Japanese Prefectures Begin to Doubt Financial Capabilities of Casino Partners

By | December 3, 2021

Nagasaki, Japan is calling out Casinos Australia. At a public meeting today, an attendee questioned the tentative cost of the integrated resort (IR) backed by that company.

Nagasaki View
An aerial view of Nagasaki, Japan. The area could host an IR if approved by the Japanese government. (Image: Lonely Planet)

Members of Nagasaki’s government met today to discuss the state of the IR planned for the prefecture. The meetings are open to the public.

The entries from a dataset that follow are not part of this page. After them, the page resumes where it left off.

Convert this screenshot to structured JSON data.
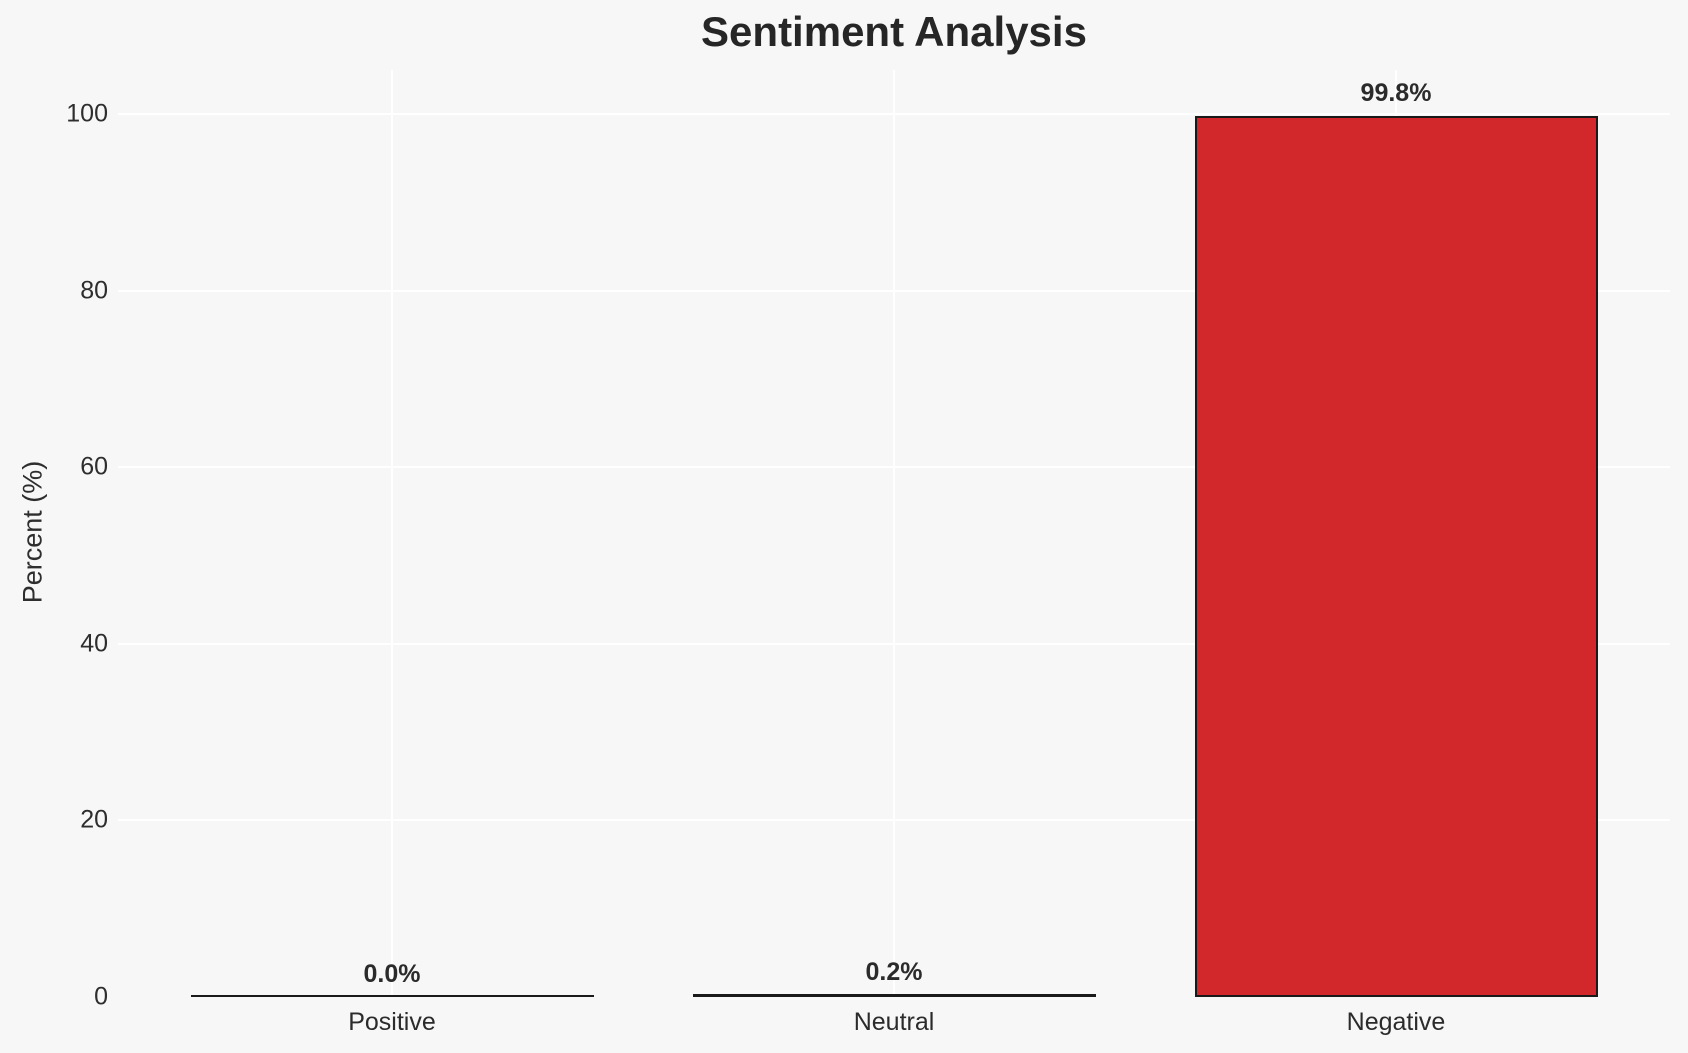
{
  "chart_data": {
    "type": "bar",
    "title": "Sentiment Analysis",
    "xlabel": "",
    "ylabel": "Percent (%)",
    "categories": [
      "Positive",
      "Neutral",
      "Negative"
    ],
    "values": [
      0.0,
      0.2,
      99.8
    ],
    "value_labels": [
      "0.0%",
      "0.2%",
      "99.8%"
    ],
    "yticks": [
      0,
      20,
      40,
      60,
      80,
      100
    ],
    "ylim": [
      0,
      105
    ],
    "grid": "on",
    "legend": "none",
    "colors": {
      "bar_fill": "#d2282b",
      "bar_edge": "#1a1a1a",
      "background": "#f7f7f8",
      "gridline": "#ffffff",
      "title_text": "#262626",
      "tick_text": "#2e2e2e"
    }
  }
}
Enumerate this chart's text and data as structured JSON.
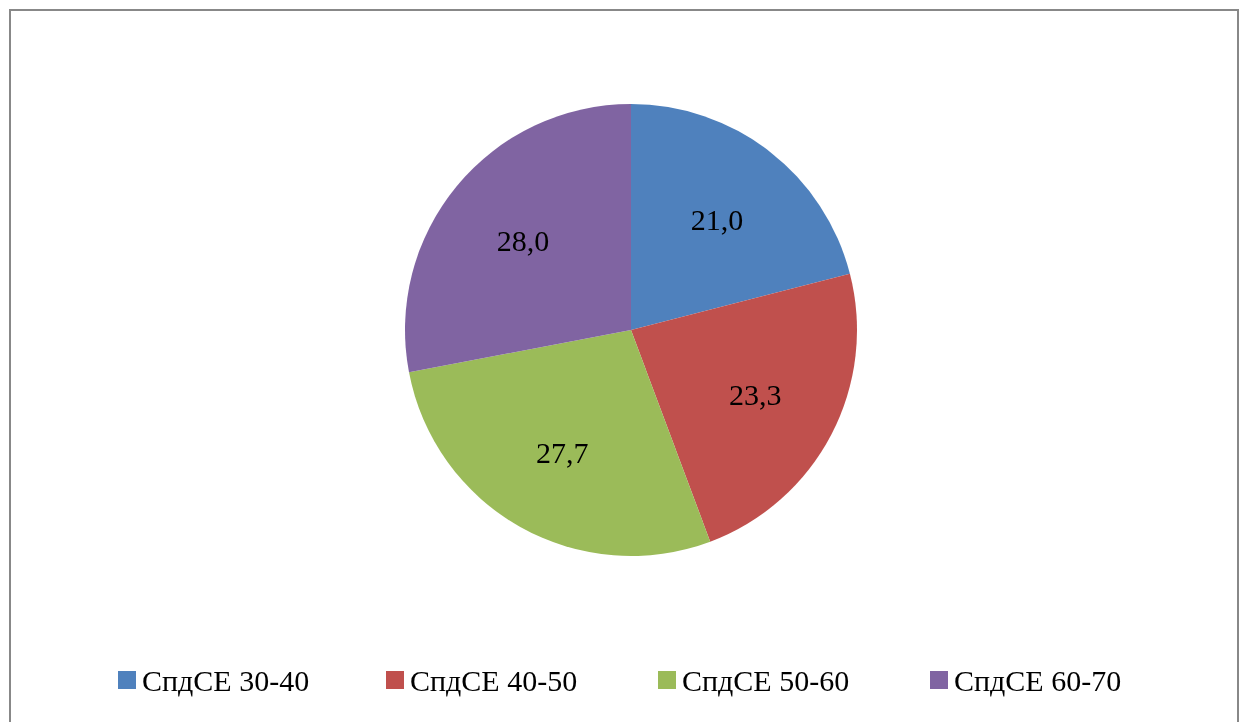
{
  "chart_data": {
    "type": "pie",
    "categories": [
      "СпдСЕ 30-40",
      "СпдСЕ 40-50",
      "СпдСЕ 50-60",
      "СпдСЕ 60-70"
    ],
    "values": [
      21.0,
      23.3,
      27.7,
      28.0
    ],
    "value_labels": [
      "21,0",
      "23,3",
      "27,7",
      "28,0"
    ],
    "colors": [
      "#4f81bd",
      "#c0504d",
      "#9bbb59",
      "#8064a2"
    ],
    "legend": "bottom"
  }
}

During the meeting, an unidentified individual questioned whether all angles of the massive project have been properly explored, according to reports from GGRAsia, The plan as it stands now is to see a casino resort come to life at a cost of about US$3.09 billion. However, the individual hinted that a larger investment may be needed.

It was the second meeting in a series to be held to iron out the future of the project. Casinos Austria was chosen this past August to be the local casino developer. But today’s meeting raised doubts about the IR’s financing.

Nagasaki Welcomes IR Feedback

Questions over the budget have come up before. About two months ago, Nagasaki asked Casinos Austria to provide more details about how it planned on coming up with the funds it promised to supply for the IR.

The company is reportedly putting together a profile to submit to the government. Nagasaki is also prepared to try and reinvigorate support. It said that it is close to delivering its IR-related District Development Plan. However, that plan won’t include the requested financials.

No new figure was specified, but the comments seemingly aren’t without merit. Routinely, large construction projects meet cost overruns for various reasons. In the case of Japanese IRs, there isn’t a baseline in the country upon which to build estimates.

It’s also possible that the question was simply raised by someone holding a grudge that one of the other candidates wasn’t selected to be the casino partner.

Nagasaki began holding its IR assemblies on Nov. 26, and will conduct them through Dec. 21. The goal is to ease concerns about the project, while also eliciting feedback from community leaders.

After the assembly circuit wraps up, a public feedback period will be held. Then, provided everything is still in place, the prefecture will be ready to present its final project plans to the Japanese Diet by next April.

Wakayama Sees Similar Questions

Wakayama is also shortlisted to possibly host an IR in Japan. However, it has seen more resistance to the idea from the local community. Still, it is pushing forward with its plans with Clairvest Neem Ventures to create a project that might win over the opponents. That is increasingly more problematic, as lobby groups are turning up the anti-IR heat.

IR opponents in Wakayama have posed the same questions there that are appearing in Nagasaki. They want to know how Clairvest is going to fund the project. If the company cannot produce solid projections, support for the IR could wane even further.

Japan’s IR dreams are already well behind schedule. But the country has said that there won’t be any more delays. It wants to move forward as quickly as possible at this point. With April approaching quickly, IR proponents still have a lot of work to do to ensure they maintain enough public support. If the Japanese Diet sees that a certain host location is losing favor with the community, its project could be rejected.

The final decision on who will host an IR, of which there could initially be up to three, is expected to be revealed before the end of next summer.